The latest issue that is now the subject of new legislation is the act required to initiate an action before the expiration of the statute of repose.  In September 2018, Florida’s Fourth District Court of Appeal held in Gindel v. Centex Homes, et al., that compliance with the pre-suit requirements of Chapter 558 constitutes an action for purposes of the 10-year construction defect statute of repose. In Gindel, the plaintiff homeowners took possession of their townhomes on March 31, 2004 and filed suit on May 2, 2014.  The defendants argued that the statute of repose began to run on March 31, 2004 and had run prior to the filing of the plaintiffs’ lawsuit.  However, the plaintiffs argued that their Chapter 558 notice of claim served on February 6, 2014, was within the 10-year repose period and constituted an action for purposes of the statute of repose.  The trial court and appellate court agreed with the plaintiffs that a Chapter 558 notice of claim served as a statutory pre-requisite to a lawsuit constituted an “action” and brought the plaintiffs’ claims within the statute of repose.

This decision provided no favor to Florida’s construction industry. It could be used for the proposition that a property owner can eliminate the statute of repose by serving a Chapter 558 notice any time within 10 years after the completion of construction.  However, the Legislature quickly responded in amending Section 558.004(1) of the Florida Statutes to expressly state that a Chapter 558 notice of claim does not toll the statute of repose.  The bill that led to the statutory amendment expressly addressed the implication of Gindel v.
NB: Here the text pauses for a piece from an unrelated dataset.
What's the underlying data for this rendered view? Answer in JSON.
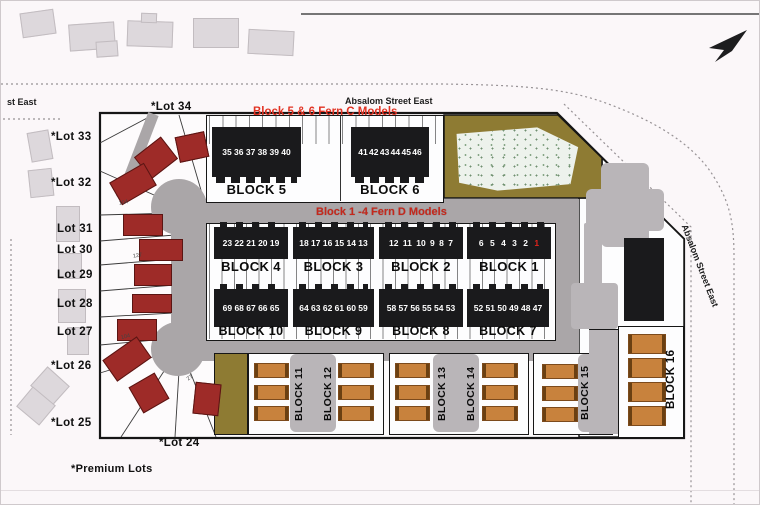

Centex Homes as the basis for the amendment.

While this latest legislation might end the dispute about the impact of Chapter 558 notices served after the effective date of the statutory amendment on July 1, 2019, there remains an unresolved question about the impact of Chapter 558 notices served prior to that date.  A two-prong test exists to determine whether newly enacted statutes apply retroactively: 1) whether the legislation clearly expresses an intent that it should be applied retroactively; and 2) whether retroactive application would violate any constitutional principles.  See Metro. Dade Cty. v. Chase Fed. Hous. Corp., 737 So. 2d 494, 499 (Fla. 1999). As it relates to the second prong, it has been held that procedural and remedial measures are presumed to apply retroactively and that substantive measures do not apply retroactively. See Basel v. McFarland & Sons, Inc., 815 So. 2d 687, 692 (Fla. 5th DCA 2002).  This issue has not been tested in any published opinion, but the new statute does not specifically state it is retroactive in nature, which raises the likelihood that it will not be applied retroactively.  In addition, a statute impacting whether a party has a right to bring a lawsuit is arguably substantive in nature, which also raises the likelihood this statute will not be applied retroactively.
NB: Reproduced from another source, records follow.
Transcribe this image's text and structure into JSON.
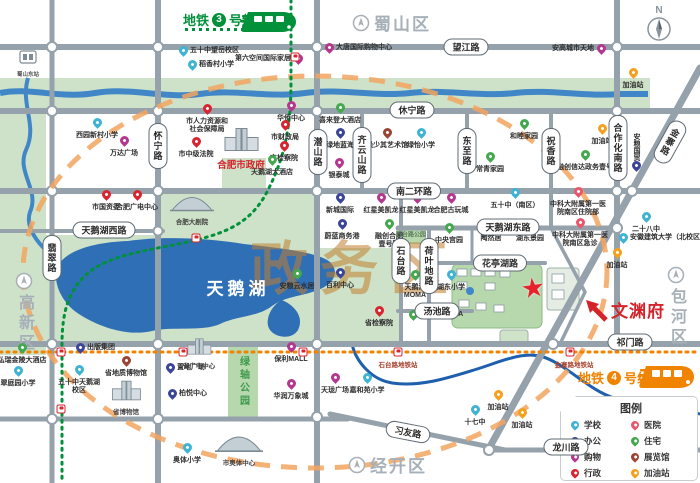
{
  "app": {
    "watermark": "政务区",
    "lake": "天鹅湖",
    "compass_n": "N"
  },
  "districts": {
    "shushan": "蜀山区",
    "gaoxin": "高新区",
    "baohe": "包河区",
    "jingkai": "经开区"
  },
  "project": {
    "name": "文渊府"
  },
  "shushan_east_station": {
    "label": "蜀山东站"
  },
  "metro": {
    "line3": {
      "prefix": "地铁",
      "num": "3",
      "suffix": "号线",
      "color": "#00913a"
    },
    "line4": {
      "prefix": "地铁",
      "num": "4",
      "suffix": "号线",
      "color": "#f08300"
    },
    "stations": [
      [
        295,
        57
      ],
      [
        196,
        238
      ],
      [
        61,
        352
      ],
      [
        183,
        352
      ],
      [
        303,
        352
      ],
      [
        398,
        352
      ],
      [
        570,
        352
      ],
      [
        61,
        409
      ]
    ],
    "station_labels": [
      {
        "label": "石台路地铁站",
        "x": 398,
        "y": 359
      },
      {
        "label": "金寨路地铁站",
        "x": 574,
        "y": 359
      }
    ]
  },
  "legend": {
    "title": "图例",
    "items": [
      {
        "label": "学校",
        "type": "school"
      },
      {
        "label": "医院",
        "type": "hospital"
      },
      {
        "label": "办公",
        "type": "office"
      },
      {
        "label": "住宅",
        "type": "home"
      },
      {
        "label": "购物",
        "type": "shop"
      },
      {
        "label": "展览馆",
        "type": "expo"
      },
      {
        "label": "行政",
        "type": "gov"
      },
      {
        "label": "加油站",
        "type": "gas"
      }
    ]
  },
  "colors": {
    "school": "#3fb3d4",
    "hospital": "#e8576b",
    "office": "#3a4499",
    "home": "#43a84e",
    "shop": "#b5368f",
    "expo": "#9c4434",
    "gov": "#d9232e",
    "gas": "#f5a01c"
  },
  "road_labels": {
    "h": [
      {
        "label": "望江路",
        "x": 466,
        "y": 47
      },
      {
        "label": "休宁路",
        "x": 412,
        "y": 110
      },
      {
        "label": "南二环路",
        "x": 414,
        "y": 191
      },
      {
        "label": "天鹅湖西路",
        "x": 104,
        "y": 230
      },
      {
        "label": "天鹅湖东路",
        "x": 508,
        "y": 227
      },
      {
        "label": "花亭湖路",
        "x": 500,
        "y": 263
      },
      {
        "label": "汤池路",
        "x": 437,
        "y": 311
      },
      {
        "label": "祁门路",
        "x": 630,
        "y": 342
      },
      {
        "label": "习友路",
        "x": 408,
        "y": 432,
        "rot": 11
      },
      {
        "label": "龙川路",
        "x": 566,
        "y": 447
      }
    ],
    "v": [
      {
        "label": "怀宁路",
        "x": 158,
        "y": 146
      },
      {
        "label": "潜山路",
        "x": 318,
        "y": 152
      },
      {
        "label": "齐云山路",
        "x": 362,
        "y": 155
      },
      {
        "label": "东至路",
        "x": 467,
        "y": 151
      },
      {
        "label": "祝香路",
        "x": 551,
        "y": 151
      },
      {
        "label": "合作化南路",
        "x": 618,
        "y": 148
      },
      {
        "label": "金寨路",
        "x": 670,
        "y": 142,
        "rot": 29
      },
      {
        "label": "翡翠路",
        "x": 52,
        "y": 258
      },
      {
        "label": "石台路",
        "x": 401,
        "y": 261
      },
      {
        "label": "荷叶地路",
        "x": 429,
        "y": 266
      }
    ]
  },
  "park_labels": [
    {
      "label": "绿轴公园",
      "x": 243,
      "y": 382,
      "vert": true,
      "color": "#3f9b4f",
      "size": 10
    },
    {
      "label": "石台路公园",
      "x": 411,
      "y": 234,
      "vert": false,
      "color": "#5a7a5a",
      "size": 6
    }
  ],
  "buildings": [
    {
      "label": "合肥市政府",
      "x": 241,
      "y": 142,
      "shape": "towers",
      "red": true,
      "scale": 1
    },
    {
      "label": "合肥大剧院",
      "x": 192,
      "y": 205,
      "shape": "dome",
      "scale": 1
    },
    {
      "label": "省博物馆",
      "x": 126,
      "y": 393,
      "shape": "towers",
      "scale": 0.85
    },
    {
      "label": "省广电中心",
      "x": 199,
      "y": 349,
      "shape": "towers",
      "scale": 0.7
    },
    {
      "label": "市奥体中心",
      "x": 239,
      "y": 445,
      "shape": "dome",
      "scale": 1.1
    }
  ],
  "pois": [
    {
      "label": "五十中望岳校区",
      "x": 183,
      "y": 57,
      "t": "school",
      "lp": "right"
    },
    {
      "label": "稻香村小学",
      "x": 192,
      "y": 71,
      "t": "school",
      "lp": "right"
    },
    {
      "label": "第六空间国际家居",
      "x": 298,
      "y": 65,
      "t": "shop",
      "lp": "left"
    },
    {
      "label": "大唐国际购物中心",
      "x": 329,
      "y": 54,
      "t": "shop",
      "lp": "right"
    },
    {
      "label": "安高城市天地",
      "x": 601,
      "y": 55,
      "t": "shop",
      "lp": "left"
    },
    {
      "label": "加油站",
      "x": 633,
      "y": 79,
      "t": "gas"
    },
    {
      "label": "加油站",
      "x": 602,
      "y": 135,
      "t": "gas"
    },
    {
      "label": "西园新村小学",
      "x": 97,
      "y": 129,
      "t": "school"
    },
    {
      "label": "万达广场",
      "x": 124,
      "y": 147,
      "t": "shop"
    },
    {
      "label": "市人力资源和社会保障局",
      "x": 207,
      "y": 115,
      "t": "gov",
      "w": 48
    },
    {
      "label": "市中级法院",
      "x": 196,
      "y": 148,
      "t": "gov"
    },
    {
      "label": "华侨中心",
      "x": 291,
      "y": 112,
      "t": "shop"
    },
    {
      "label": "市财政局",
      "x": 285,
      "y": 131,
      "t": "gov"
    },
    {
      "label": "市检察院",
      "x": 284,
      "y": 152,
      "t": "gov"
    },
    {
      "label": "喜来登大酒店",
      "x": 340,
      "y": 114,
      "t": "home"
    },
    {
      "label": "绿地蓝海",
      "x": 340,
      "y": 139,
      "t": "office"
    },
    {
      "label": "银泰城",
      "x": 339,
      "y": 169,
      "t": "shop"
    },
    {
      "label": "赖少其艺术馆",
      "x": 387,
      "y": 139,
      "t": "expo"
    },
    {
      "label": "绿怡小学",
      "x": 421,
      "y": 139,
      "t": "school"
    },
    {
      "label": "和睦家园",
      "x": 524,
      "y": 130,
      "t": "home"
    },
    {
      "label": "常青家园",
      "x": 490,
      "y": 163,
      "t": "home"
    },
    {
      "label": "天鹅湖大酒店",
      "x": 272,
      "y": 166,
      "t": "home"
    },
    {
      "label": "融创信达政务壹号",
      "x": 585,
      "y": 161,
      "t": "home"
    },
    {
      "label": "安粮国贸",
      "x": 636,
      "y": 172,
      "t": "office",
      "lp": "vup"
    },
    {
      "label": "市国资委",
      "x": 106,
      "y": 201,
      "t": "gov"
    },
    {
      "label": "合肥广电中心",
      "x": 137,
      "y": 201,
      "t": "gov"
    },
    {
      "label": "新城国际",
      "x": 340,
      "y": 204,
      "t": "office"
    },
    {
      "label": "红星美凯龙",
      "x": 381,
      "y": 204,
      "t": "shop"
    },
    {
      "label": "红星美凯龙",
      "x": 417,
      "y": 204,
      "t": "shop"
    },
    {
      "label": "合肥古玩城",
      "x": 451,
      "y": 204,
      "t": "shop"
    },
    {
      "label": "五十中（南区）",
      "x": 515,
      "y": 199,
      "t": "school"
    },
    {
      "label": "中科大附属第一医院南区住院部",
      "x": 578,
      "y": 198,
      "t": "hospital",
      "w": 58
    },
    {
      "label": "中科大附属第一医院南区急诊",
      "x": 580,
      "y": 229,
      "t": "hospital",
      "w": 58
    },
    {
      "label": "二十八中",
      "x": 646,
      "y": 223,
      "t": "school"
    },
    {
      "label": "安徽建筑大学（北校区）",
      "x": 623,
      "y": 244,
      "t": "school",
      "lp": "right"
    },
    {
      "label": "加油站",
      "x": 617,
      "y": 259,
      "t": "gas"
    },
    {
      "label": "蔚蓝商务港",
      "x": 342,
      "y": 230,
      "t": "office"
    },
    {
      "label": "融创合肥壹号院",
      "x": 389,
      "y": 230,
      "t": "home",
      "w": 34
    },
    {
      "label": "中央宫园",
      "x": 449,
      "y": 234,
      "t": "home"
    },
    {
      "label": "陶然居",
      "x": 491,
      "y": 232,
      "t": "home"
    },
    {
      "label": "湖东景园",
      "x": 530,
      "y": 232,
      "t": "home"
    },
    {
      "label": "百利中心",
      "x": 340,
      "y": 279,
      "t": "office"
    },
    {
      "label": "安粮云水居",
      "x": 297,
      "y": 280,
      "t": "home"
    },
    {
      "label": "天鹅湖MOMA",
      "x": 415,
      "y": 281,
      "t": "home",
      "w": 34
    },
    {
      "label": "湖东小学",
      "x": 451,
      "y": 281,
      "t": "school"
    },
    {
      "label": "省检察院",
      "x": 379,
      "y": 317,
      "t": "gov"
    },
    {
      "label": "天鹅湖MOMA",
      "x": 413,
      "y": 321,
      "t": "home",
      "lp": "right"
    },
    {
      "label": "弘瑞金陵大酒店",
      "x": 22,
      "y": 354,
      "t": "home"
    },
    {
      "label": "翠庭园小学",
      "x": 18,
      "y": 377,
      "t": "school"
    },
    {
      "label": "出版集团",
      "x": 80,
      "y": 354,
      "t": "office",
      "lp": "right"
    },
    {
      "label": "五十中天鹅湖校区",
      "x": 79,
      "y": 376,
      "t": "school",
      "w": 46
    },
    {
      "label": "省地质博物馆",
      "x": 126,
      "y": 367,
      "t": "expo"
    },
    {
      "label": "置地广场",
      "x": 170,
      "y": 374,
      "t": "office",
      "lp": "right"
    },
    {
      "label": "柏悦中心",
      "x": 172,
      "y": 400,
      "t": "office",
      "lp": "right"
    },
    {
      "label": "奥体小学",
      "x": 187,
      "y": 454,
      "t": "school"
    },
    {
      "label": "保利MALL",
      "x": 291,
      "y": 353,
      "t": "shop"
    },
    {
      "label": "华润万象城",
      "x": 291,
      "y": 390,
      "t": "shop"
    },
    {
      "label": "天珑广场",
      "x": 335,
      "y": 384,
      "t": "shop"
    },
    {
      "label": "嘉和苑小学",
      "x": 367,
      "y": 384,
      "t": "school"
    },
    {
      "label": "十七中",
      "x": 475,
      "y": 416,
      "t": "school"
    },
    {
      "label": "加油站",
      "x": 498,
      "y": 401,
      "t": "gas"
    },
    {
      "label": "加油站",
      "x": 522,
      "y": 419,
      "t": "gas"
    }
  ]
}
Importantly, the issue of whether this new statute has any impact moving forward remains the subject of briefing at the Florida Supreme Court in the Gindel case.  After the approval of the new statute, Gindel filed a brief arguing that the statutory amendment rendered Centex’s appeal moot.  Centex responded with a brief stating that the new statute does not remedy the issue caused by the Gindel opinion because the Fourth District Court of Appeals held that service of the pre-suit notice of claim was an action as that term is used in Florida Statutes Section 95.11(3)(c).  As a result, Centex asserted that the statement in the new Section 558.004(1)(d) that a Chapter 558 notice of claim does not toll the statute of repose is essentially meaningless because it does not address the definition of “action” under Section 95.11(3)(c).  The Florida Supreme Court has not yet rendered any decision on this issue.
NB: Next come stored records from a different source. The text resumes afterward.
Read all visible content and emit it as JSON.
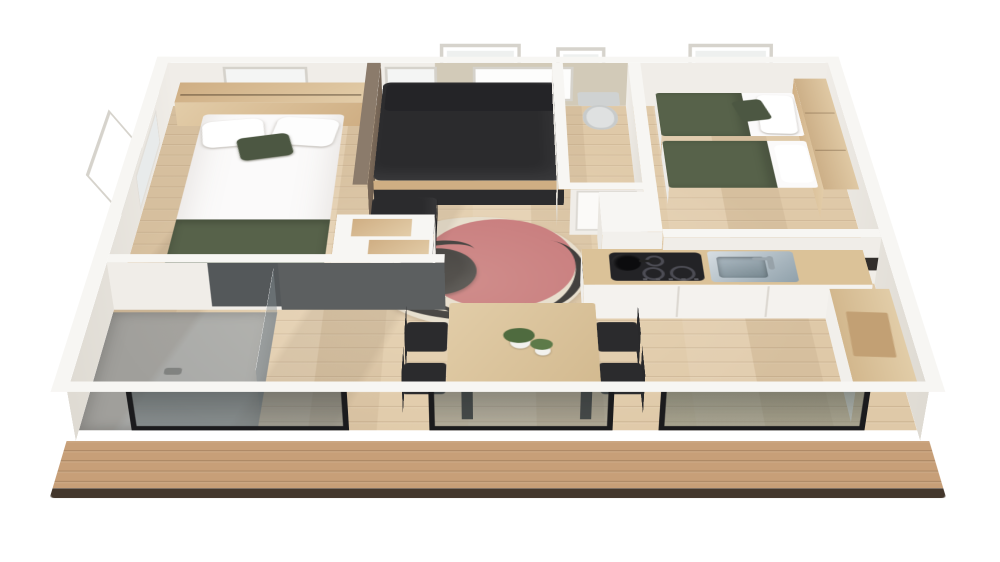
{
  "scene": {
    "type": "3d-floor-plan-render",
    "description": "isometric cutaway rendering of a mobile-home interior with front deck",
    "background": "#ffffff"
  },
  "palette": {
    "wall_top": "#f7f6f3",
    "wall_face": "#f0ede8",
    "wall_face_shade": "#dfdbd3",
    "accent_wall": "#7b6a5a",
    "accent_wall_light": "#8b7b6b",
    "living_back_wall": "#d2cab8",
    "floor_wood": "#dfc9a8",
    "deck_wood": "#c79f78",
    "deck_edge": "#43372c",
    "sofa_dark": "#2b2b2d",
    "wood_mid": "#cfae83",
    "bed_white": "#fbfafa",
    "olive": "#57624a",
    "olive_dark": "#4c5742",
    "rug_cream": "#e3dac9",
    "rug_red": "#c06a6e",
    "ink": "#1d1c1d",
    "counter_wood": "#dbc298",
    "cooktop": "#232326",
    "steel_light": "#d7dee3",
    "steel_dark": "#8fa0aa",
    "shower_floor": "#a8a9a7",
    "shower_panel": "#5c5f60",
    "glass_dark": "#545e60",
    "frame_black": "#1b1b1d",
    "toilet": "#dfe1e1",
    "plant": "#4f6b3f",
    "window_white": "#ffffff",
    "backsplash": "#322e2b"
  },
  "rooms": [
    {
      "name": "bedroom-left",
      "furniture": [
        "double-bed",
        "headboard-shelf",
        "wall-window",
        "storage-steps"
      ]
    },
    {
      "name": "living-area",
      "furniture": [
        "sofa",
        "ottoman",
        "round-rug",
        "round-coffee-table",
        "tilted-window"
      ]
    },
    {
      "name": "wc",
      "furniture": [
        "toilet",
        "tilted-window",
        "door"
      ]
    },
    {
      "name": "bedroom-right",
      "furniture": [
        "single-bed",
        "single-bed",
        "wardrobe-shelf",
        "tilted-window"
      ]
    },
    {
      "name": "kitchen",
      "furniture": [
        "cooktop",
        "pot",
        "sink",
        "counter",
        "tall-cabinet",
        "side-counter"
      ]
    },
    {
      "name": "bathroom",
      "furniture": [
        "shower",
        "glass-partition"
      ]
    },
    {
      "name": "dining-area",
      "furniture": [
        "dining-table",
        "chairs",
        "plants"
      ]
    },
    {
      "name": "deck",
      "furniture": []
    }
  ]
}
Based on these circumstances, it seems likely Florida’s Statute of Repose for construction and design claims will continue to evolve through legislation and decisional case law.  Until the issue is clarified further through the legislature and/or judiciary, it is likely that plaintiffs and defendants will take opposing views on whether a Chapter 558 notice can constitute an action for purposes of the statute of repose.